Clear, simple, direct: Whatever was required of The Bell Telephone Company and nothing more.
It's a good thing those human operators couldn't listen in to whichever conversation they wanted.
(Reconsider my post. I'm arguing for no regulation.)
Ideally, users should be able to modify the algorithm, so they can get just what they want, while simultaneously maximizing free speech. If something isn't illegal, it shouldn't be hidden or removed.
I think this is the real issue. We should free ourselves from "social networks" such as Tiktok, Facebook, Instagram and others. Even with direct messages truly E2EE, they create countless other privacy problems. They enable surveillance of people at scale and should be completely shunned for that reason alone.
Hypothetically speaking: What if it's a neural network in which each user has his/her own unique weights which are undergoing frequent retraining?
Would it not be an undue burden to necessitate the release of the weights every time they change?
Also, what value would the weights have? We haven't yet hit the point of having neural networks with interpretability.
Wouldn't enforcing algorithmic interpretability additionally be an undue burden?
> They must be able to know why a content was served to them.
What if the authors of the code are unable to tell you why?
The apples to oranges in this comparison is probably top five on HN ever.
If the NYT publishes and advert or editorial, it's held accountable for the contents.
fake and scam AD.
they literally profit from those ADs. When the AD distributes malware or make scam, they don't take any responsibility
They should have a responsibility of transparency, accountability and empathy towards users. They should work for the user and in the interests of the user. But multiple constraints make this impossible in practice.
Yup, but the tools provided make that easy or hard.

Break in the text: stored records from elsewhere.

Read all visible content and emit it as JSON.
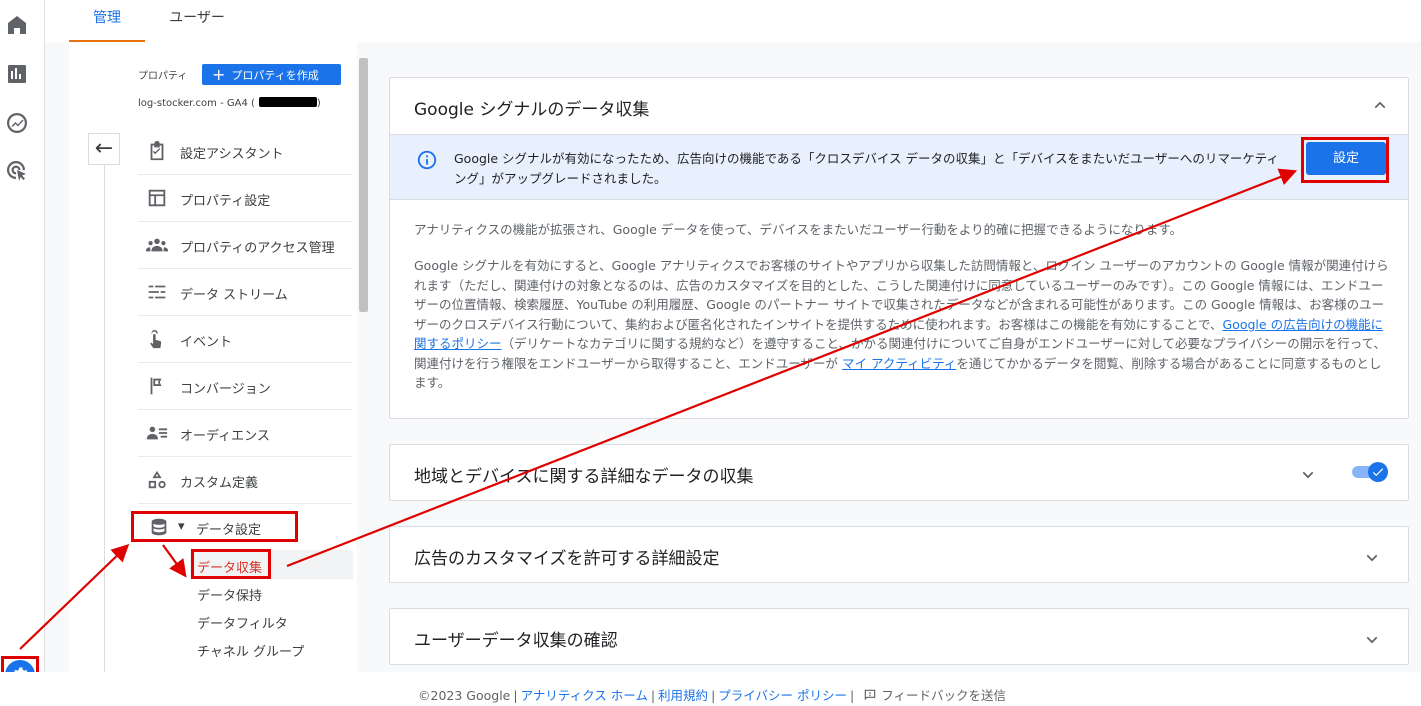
{
  "tabs": {
    "admin": "管理",
    "user": "ユーザー"
  },
  "property": {
    "label": "プロパティ",
    "create_button": "プロパティを作成",
    "name_prefix": "log-stocker.com - GA4 (",
    "name_suffix": ")"
  },
  "nav": {
    "items": [
      {
        "label": "設定アシスタント",
        "icon": "checklist-icon"
      },
      {
        "label": "プロパティ設定",
        "icon": "property-layout-icon"
      },
      {
        "label": "プロパティのアクセス管理",
        "icon": "people-icon"
      },
      {
        "label": "データ ストリーム",
        "icon": "streams-icon"
      },
      {
        "label": "イベント",
        "icon": "touch-icon"
      },
      {
        "label": "コンバージョン",
        "icon": "flag-icon"
      },
      {
        "label": "オーディエンス",
        "icon": "audience-icon"
      },
      {
        "label": "カスタム定義",
        "icon": "shapes-icon"
      }
    ],
    "data_settings": "データ設定",
    "sub_items": [
      "データ収集",
      "データ保持",
      "データフィルタ",
      "チャネル グループ"
    ]
  },
  "signals": {
    "title": "Google シグナルのデータ収集",
    "banner_text": "Google シグナルが有効になったため、広告向けの機能である「クロスデバイス データの収集」と「デバイスをまたいだユーザーへのリマーケティング」がアップグレードされました。",
    "settings_button": "設定",
    "para1": "アナリティクスの機能が拡張され、Google データを使って、デバイスをまたいだユーザー行動をより的確に把握できるようになります。",
    "para2_a": "Google シグナルを有効にすると、Google アナリティクスでお客様のサイトやアプリから収集した訪問情報と、ログイン ユーザーのアカウントの Google 情報が関連付けられます（ただし、関連付けの対象となるのは、広告のカスタマイズを目的とした、こうした関連付けに同意しているユーザーのみです）。この Google 情報には、エンドユーザーの位置情報、検索履歴、YouTube の利用履歴、Google のパートナー サイトで収集されたデータなどが含まれる可能性があります。この Google 情報は、お客様のユーザーのクロスデバイス行動について、集約および匿名化されたインサイトを提供するために使われます。お客様はこの機能を有効にすることで、",
    "para2_link1": "Google の広告向けの機能に関するポリシー",
    "para2_b": "（デリケートなカテゴリに関する規約など）を遵守すること、かかる関連付けについてご自身がエンドユーザーに対して必要なプライバシーの開示を行って、関連付けを行う権限をエンドユーザーから取得すること、エンドユーザーが ",
    "para2_link2": "マイ アクティビティ",
    "para2_c": "を通じてかかるデータを閲覧、削除する場合があることに同意するものとします。"
  },
  "cards": {
    "region": "地域とデバイスに関する詳細なデータの収集",
    "ads": "広告のカスタマイズを許可する詳細設定",
    "userdata": "ユーザーデータ収集の確認"
  },
  "toggle": {
    "on": true
  },
  "footer": {
    "copyright": "©2023 Google",
    "links": [
      "アナリティクス ホーム",
      "利用規約",
      "プライバシー ポリシー"
    ],
    "feedback": "フィードバックを送信"
  },
  "colors": {
    "accent": "#1a73e8",
    "annotation": "#e00000"
  }
}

But putting that emotive bit to one side, Megacorps have a vested interest in not being responsible to children. They need children's eye balls to drive advertising revenue. If that means sending them corrosive shit, then so be it.
Its a bigger issue than encryption, its editorial choice.
Kids should be able to write a journal or talk to friends with total trust that this information will not reach their parents.
The children yearn for the mines(?).
Many parental controls are massive pains to get working. Apple does fairly well (although I don't get a parental pin number to unlock the phone, which is normally fine as my child will tell me, but in some circumstances it wouldn't be), but does require the parent to be on the apple ecosystem too.
EA and Microsoft however are terrible, especially as it's likely the child will be playing fortnite/minecraft and the parent won't have ever touched it. I think with minecraft we had to make something like 5 or 6 accounts across three different sites to allow online minecraft play from a nintendo switch.
That said, these platforms are making it impossible for parents to monitor anything. They're literally designed to profit off addiction in children.
At some point between the age of 0 and 18 the child has to be fully ready for an independent world. A cliff edge is a terrible idea, allowing 3 year olds unmonitored uncontrolled conversations with strangers is a terrible idea, but not allowing 15 year olds to talk to their friends is a terrible idea.